Monday, May. 31, 1948
Born. To Red Skelton, 34, rubber-faced, baby-talking radio and cinema comic, and second wife Georgia Maureen Davis Skelton, 26, retired starlet: their second child, first son; in Santa Monica, Calif. Name: Richard Freeman. Weight: 7 Ibs.
Died. George F. ("Buzz") Beurling, 26, Canada's leading wartime ace (28 Axis planes in 14 fighting days at the defense of Malta), and peacetime flying mercenary; in a plane crash at Urbe airfield, Rome, while en route to fly in Palestine. He won his discharge shortly after D-day in 1944 (said the R.C.A.F.: "Beurling has already done his part. . ."). He found peacetime bush-piloting, stunt flying and insurance selling too tame ("I guess I'll have to go and find another war"), bargained with both Arabs and Jews before taking Haganah's offer.
Died. Major Guy Richard Charles Wyndham, 52, wellborn, well-to-do war correspondent for the London Sunday Times; by machine-gun fire; in Jerusalem (again demonstrating that the war correspondent's risk is greater than the average soldier's*).
Died. Claude McKay, 58, onetime Pullman porter and first Negro to write a bestseller (Home to Harlem, 1928); after long illness; in Chicago. A protege of Max Eastman, Poet-Author McKay drifted leftward through Communism to disillusionment, then swung to Catholicism, lost his high literary promise on the way.
Died.
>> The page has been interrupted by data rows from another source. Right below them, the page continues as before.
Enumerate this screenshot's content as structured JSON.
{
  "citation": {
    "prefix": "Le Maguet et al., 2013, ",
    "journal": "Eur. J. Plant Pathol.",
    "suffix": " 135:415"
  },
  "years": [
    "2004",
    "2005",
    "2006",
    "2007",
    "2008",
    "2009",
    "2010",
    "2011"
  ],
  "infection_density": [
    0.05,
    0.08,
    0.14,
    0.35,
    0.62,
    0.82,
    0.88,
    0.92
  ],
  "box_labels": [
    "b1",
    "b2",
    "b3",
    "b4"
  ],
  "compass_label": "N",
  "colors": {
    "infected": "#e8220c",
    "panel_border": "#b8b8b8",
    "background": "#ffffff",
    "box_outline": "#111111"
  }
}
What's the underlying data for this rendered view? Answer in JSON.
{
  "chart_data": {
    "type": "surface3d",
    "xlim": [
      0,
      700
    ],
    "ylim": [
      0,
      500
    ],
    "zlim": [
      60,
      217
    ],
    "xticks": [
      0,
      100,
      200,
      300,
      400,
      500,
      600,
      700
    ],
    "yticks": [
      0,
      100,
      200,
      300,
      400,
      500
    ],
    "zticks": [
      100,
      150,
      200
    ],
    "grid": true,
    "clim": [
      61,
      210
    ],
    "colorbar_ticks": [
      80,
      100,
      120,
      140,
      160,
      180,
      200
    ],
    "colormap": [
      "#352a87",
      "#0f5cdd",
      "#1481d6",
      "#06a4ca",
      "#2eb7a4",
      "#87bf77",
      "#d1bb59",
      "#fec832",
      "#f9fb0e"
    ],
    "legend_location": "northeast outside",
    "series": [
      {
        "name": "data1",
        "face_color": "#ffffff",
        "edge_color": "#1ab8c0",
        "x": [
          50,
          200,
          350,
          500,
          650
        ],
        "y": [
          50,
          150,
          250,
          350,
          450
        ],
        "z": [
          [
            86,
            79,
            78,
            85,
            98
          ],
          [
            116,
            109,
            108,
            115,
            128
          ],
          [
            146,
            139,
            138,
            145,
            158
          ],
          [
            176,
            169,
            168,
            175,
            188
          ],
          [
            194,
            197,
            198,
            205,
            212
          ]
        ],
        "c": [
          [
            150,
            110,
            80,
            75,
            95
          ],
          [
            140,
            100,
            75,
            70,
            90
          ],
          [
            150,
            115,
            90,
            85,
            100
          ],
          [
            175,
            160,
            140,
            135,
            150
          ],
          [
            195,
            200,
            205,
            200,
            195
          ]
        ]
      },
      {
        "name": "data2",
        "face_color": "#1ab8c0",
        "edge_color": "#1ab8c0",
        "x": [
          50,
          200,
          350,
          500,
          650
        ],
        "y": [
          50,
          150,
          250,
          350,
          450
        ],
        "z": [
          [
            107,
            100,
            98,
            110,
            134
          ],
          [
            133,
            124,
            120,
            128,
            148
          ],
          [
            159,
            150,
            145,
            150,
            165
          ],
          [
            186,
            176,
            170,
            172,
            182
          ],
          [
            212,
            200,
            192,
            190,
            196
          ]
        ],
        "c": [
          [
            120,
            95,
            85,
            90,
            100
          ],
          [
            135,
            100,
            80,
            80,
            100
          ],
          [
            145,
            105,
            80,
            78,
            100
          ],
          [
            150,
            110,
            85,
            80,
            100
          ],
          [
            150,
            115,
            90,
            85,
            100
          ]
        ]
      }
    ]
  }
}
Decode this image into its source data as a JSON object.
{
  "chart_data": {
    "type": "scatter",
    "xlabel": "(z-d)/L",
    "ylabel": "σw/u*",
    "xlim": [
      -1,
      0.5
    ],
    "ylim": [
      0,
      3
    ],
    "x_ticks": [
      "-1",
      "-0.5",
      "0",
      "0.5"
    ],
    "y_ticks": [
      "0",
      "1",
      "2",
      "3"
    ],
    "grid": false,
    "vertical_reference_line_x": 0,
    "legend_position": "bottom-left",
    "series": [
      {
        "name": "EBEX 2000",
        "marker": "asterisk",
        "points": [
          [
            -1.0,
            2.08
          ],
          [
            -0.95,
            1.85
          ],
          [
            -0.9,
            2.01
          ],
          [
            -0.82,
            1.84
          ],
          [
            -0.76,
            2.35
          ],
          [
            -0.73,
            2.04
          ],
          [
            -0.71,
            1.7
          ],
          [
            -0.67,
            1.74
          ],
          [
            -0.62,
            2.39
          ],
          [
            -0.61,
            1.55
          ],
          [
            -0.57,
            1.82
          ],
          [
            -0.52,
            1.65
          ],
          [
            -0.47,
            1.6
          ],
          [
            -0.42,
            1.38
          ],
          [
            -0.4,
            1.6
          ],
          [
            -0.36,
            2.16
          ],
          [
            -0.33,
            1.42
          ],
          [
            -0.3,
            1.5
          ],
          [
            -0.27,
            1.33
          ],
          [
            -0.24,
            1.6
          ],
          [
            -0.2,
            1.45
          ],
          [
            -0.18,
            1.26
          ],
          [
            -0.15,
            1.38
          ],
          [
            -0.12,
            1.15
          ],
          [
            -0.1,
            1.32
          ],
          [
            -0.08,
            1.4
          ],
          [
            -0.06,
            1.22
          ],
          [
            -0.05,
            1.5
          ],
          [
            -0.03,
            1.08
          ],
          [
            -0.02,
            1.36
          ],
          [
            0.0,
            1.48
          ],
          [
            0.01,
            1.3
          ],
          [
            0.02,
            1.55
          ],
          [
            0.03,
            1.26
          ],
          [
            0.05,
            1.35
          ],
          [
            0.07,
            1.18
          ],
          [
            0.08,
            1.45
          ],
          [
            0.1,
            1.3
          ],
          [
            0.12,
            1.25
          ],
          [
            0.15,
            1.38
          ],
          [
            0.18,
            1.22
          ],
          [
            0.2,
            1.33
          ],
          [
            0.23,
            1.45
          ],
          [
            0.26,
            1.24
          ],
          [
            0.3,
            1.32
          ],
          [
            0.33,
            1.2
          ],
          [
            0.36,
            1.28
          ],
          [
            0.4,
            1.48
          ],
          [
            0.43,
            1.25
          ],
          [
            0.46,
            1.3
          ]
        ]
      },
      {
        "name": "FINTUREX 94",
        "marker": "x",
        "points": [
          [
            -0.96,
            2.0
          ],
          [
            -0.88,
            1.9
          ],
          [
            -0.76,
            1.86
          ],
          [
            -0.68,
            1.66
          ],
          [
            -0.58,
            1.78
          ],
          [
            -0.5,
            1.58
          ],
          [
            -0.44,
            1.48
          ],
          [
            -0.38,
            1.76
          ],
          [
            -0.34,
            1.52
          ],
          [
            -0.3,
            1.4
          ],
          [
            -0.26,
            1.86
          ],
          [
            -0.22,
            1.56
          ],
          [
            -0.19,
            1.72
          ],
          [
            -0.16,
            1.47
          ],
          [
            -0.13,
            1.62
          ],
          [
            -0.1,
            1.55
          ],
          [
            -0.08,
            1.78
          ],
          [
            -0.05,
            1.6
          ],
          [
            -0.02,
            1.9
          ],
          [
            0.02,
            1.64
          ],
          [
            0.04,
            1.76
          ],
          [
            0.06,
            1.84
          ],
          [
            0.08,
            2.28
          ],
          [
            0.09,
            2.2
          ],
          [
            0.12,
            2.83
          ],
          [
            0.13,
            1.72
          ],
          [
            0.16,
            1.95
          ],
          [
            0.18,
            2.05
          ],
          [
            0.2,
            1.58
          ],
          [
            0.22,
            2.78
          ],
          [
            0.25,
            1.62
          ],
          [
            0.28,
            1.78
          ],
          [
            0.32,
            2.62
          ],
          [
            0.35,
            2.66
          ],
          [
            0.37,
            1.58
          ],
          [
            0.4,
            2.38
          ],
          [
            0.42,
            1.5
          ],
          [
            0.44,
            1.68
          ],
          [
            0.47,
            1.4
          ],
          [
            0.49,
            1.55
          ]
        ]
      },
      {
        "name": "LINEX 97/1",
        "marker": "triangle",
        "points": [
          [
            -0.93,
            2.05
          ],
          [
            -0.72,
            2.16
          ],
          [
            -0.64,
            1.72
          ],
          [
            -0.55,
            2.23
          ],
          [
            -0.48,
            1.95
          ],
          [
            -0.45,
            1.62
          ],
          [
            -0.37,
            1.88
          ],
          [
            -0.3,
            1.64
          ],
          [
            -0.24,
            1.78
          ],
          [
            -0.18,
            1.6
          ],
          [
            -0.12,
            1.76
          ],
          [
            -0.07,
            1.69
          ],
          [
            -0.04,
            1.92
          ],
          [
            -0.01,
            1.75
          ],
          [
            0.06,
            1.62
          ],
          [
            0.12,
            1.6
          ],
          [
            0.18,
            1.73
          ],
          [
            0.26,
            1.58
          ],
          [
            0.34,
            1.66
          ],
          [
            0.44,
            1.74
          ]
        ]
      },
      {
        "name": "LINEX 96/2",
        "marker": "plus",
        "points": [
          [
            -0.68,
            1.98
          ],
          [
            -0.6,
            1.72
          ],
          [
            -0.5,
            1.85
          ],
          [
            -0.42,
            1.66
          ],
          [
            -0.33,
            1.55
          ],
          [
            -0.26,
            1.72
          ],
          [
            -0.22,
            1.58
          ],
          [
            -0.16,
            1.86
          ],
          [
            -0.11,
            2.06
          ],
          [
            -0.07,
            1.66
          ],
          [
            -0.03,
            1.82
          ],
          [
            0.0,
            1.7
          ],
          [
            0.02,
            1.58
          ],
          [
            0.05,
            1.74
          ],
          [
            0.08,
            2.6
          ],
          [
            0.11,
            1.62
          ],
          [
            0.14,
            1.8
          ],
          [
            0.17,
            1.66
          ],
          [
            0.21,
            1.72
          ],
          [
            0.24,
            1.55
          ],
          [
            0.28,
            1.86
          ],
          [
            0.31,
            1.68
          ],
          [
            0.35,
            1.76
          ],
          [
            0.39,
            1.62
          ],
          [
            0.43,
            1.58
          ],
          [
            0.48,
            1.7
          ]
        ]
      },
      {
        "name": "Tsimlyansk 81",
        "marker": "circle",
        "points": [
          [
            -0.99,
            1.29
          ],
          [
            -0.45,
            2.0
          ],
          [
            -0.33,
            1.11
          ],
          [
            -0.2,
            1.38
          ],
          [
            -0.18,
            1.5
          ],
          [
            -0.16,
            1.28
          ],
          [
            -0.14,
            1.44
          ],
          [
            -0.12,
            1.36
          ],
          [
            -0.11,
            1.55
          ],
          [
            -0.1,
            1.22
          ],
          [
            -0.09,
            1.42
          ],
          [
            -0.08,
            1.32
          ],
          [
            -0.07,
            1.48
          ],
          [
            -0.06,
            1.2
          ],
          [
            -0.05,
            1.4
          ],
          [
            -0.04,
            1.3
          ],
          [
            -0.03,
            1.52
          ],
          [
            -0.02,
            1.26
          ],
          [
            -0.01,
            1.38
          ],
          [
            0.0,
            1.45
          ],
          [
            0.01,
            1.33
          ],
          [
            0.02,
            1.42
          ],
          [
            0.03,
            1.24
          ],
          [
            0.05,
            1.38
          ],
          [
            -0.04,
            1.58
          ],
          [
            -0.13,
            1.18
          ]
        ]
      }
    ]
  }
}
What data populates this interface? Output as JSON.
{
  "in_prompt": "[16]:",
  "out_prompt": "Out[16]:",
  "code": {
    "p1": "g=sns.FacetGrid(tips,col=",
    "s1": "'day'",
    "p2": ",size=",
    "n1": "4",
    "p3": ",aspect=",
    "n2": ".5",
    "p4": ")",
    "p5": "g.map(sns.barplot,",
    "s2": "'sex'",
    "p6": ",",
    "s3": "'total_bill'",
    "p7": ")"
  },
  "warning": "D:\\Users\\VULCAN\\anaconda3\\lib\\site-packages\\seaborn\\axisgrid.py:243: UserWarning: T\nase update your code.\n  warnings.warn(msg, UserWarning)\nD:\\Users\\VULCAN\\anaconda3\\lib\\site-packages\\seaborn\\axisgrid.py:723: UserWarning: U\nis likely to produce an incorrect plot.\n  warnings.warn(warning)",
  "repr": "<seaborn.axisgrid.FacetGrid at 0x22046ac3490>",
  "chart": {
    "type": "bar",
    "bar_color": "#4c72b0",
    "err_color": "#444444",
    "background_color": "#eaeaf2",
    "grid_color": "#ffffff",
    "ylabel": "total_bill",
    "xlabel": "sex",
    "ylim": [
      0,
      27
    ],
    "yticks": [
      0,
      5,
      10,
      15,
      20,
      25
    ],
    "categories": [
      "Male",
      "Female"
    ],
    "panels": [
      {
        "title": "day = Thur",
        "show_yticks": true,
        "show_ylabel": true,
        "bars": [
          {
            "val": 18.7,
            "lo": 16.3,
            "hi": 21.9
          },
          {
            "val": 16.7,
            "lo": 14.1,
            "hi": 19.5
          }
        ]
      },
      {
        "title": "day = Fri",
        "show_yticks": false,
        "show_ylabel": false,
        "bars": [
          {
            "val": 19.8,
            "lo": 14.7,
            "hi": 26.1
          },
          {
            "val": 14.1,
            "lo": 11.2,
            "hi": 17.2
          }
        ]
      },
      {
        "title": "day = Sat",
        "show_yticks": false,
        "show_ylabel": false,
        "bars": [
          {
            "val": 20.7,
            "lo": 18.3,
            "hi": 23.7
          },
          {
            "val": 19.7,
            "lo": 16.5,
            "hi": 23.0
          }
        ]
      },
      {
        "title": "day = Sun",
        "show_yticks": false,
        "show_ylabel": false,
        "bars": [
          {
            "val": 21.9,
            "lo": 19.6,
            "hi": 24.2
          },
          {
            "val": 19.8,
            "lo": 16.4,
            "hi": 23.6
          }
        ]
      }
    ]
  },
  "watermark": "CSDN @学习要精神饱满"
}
Colonel James Layton Ralston, 66, Canada's bull-dogged wartime Minister of National Defense, whose demand that home-defense draftees ("zombies") be shipped overseas forced a Cabinet crisis and his resignation in 1944; of a heart ailment; in Montreal.
Died. Maria Kapitonovna Petrova, 72, star pupil and longtime colleague of the late, great Physiologist Ivan Pavlov in his studies of conditioned reflex (by experiments with dogs); in Leningrad. She carried on Pavlov's studies after he died in 1936, published more than 100 works, lived according to Pavlov's precept: happiness is nothing, the dogs mean all.
Died. Laurence Vincent Benet, 85, West Point-born manufacturer of the French Hotchkiss machine gun, uncle to Poets William Rose Benet and the late Stephen Vincent Benet; in Washington. Benet sold the Hotchkiss, which he perfected to fire 550 shots a minute, to all comers, but was touchy about his reputation as a "merchant of death," once reassured a visitor that "my fingers are not dripping blood this morning."
*In World War II, 34 U.S. correspondents out of some 600 to 800 were killed--a casualty rate of over 4%. Percentage for the Army: 2.98% killed or missing.